The files sent to CBI,coal ministry officials said,are in pursuance of the Supreme Court directions to the ministry to extend full cooperation to the agency.
The missing files contain some of the recommendations made to the screening committees. The committees were responsible for the final allocation of coal mines. The files were received from the ministries of steel and power to the coal ministry with their suggestions for allocations based on recommendations sent up from the state governments.
That some files prior to 2004 are non-traceable,we have communicated to steel and other ministries. We are confident of getting the required files. The CBI is getting full cooperation from us. We have nothing to hide, a government official connected with the process said.
He also said if necessary it will not be difficult to rebuild the missing files.
Last week,CBI had told the court there was no uniformity or rationale in the allocation of coal blocks and indicated that the screening committees,which vetted allocation of blocks on the recommendations of respective states,maintained no minutes of deliberations on scrutiny of applications. The investigating agency had also said that coal blocks were allocated prima facie,in an arbitrary manner.
Meanwhile,the coal ministry has prepared a set of another files for CBI to act upon. We have informed the agency about them. It is upto them to collect these files whenever they want to do, an official said.

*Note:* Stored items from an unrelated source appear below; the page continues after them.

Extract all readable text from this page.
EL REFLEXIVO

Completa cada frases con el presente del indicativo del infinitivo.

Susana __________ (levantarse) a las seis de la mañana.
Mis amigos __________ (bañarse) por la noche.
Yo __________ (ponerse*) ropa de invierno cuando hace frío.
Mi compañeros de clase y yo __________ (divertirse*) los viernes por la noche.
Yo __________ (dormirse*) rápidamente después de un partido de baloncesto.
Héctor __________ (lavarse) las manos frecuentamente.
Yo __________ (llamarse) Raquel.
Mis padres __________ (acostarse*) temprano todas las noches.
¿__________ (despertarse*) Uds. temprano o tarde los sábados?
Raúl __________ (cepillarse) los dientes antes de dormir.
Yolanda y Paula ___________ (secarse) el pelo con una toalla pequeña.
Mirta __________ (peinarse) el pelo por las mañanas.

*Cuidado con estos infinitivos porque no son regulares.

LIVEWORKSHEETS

He said the CBI has been collecting data on the allocation of blocks ever since it registered a preliminary inquiry in June 2012. The official claimed that it was because of the level of information submitted,the CBI has been able to register eleven FIRs in the case,so far. The ministry is concerned that in the current status of the case it should not be seen as delaying the build up of the case files and wants the investigating agency to recognise it.
While the CBI has claimed a delay by the coal ministry in furnishing information in the case that has now embroiled the law minister too,the ministry is unwilling to buy the argument.
It is highly unlikely that an officer can influence the CBIs findings as he is expected to provide only the inputs sought by the agencies, a source in the ministry source has argued.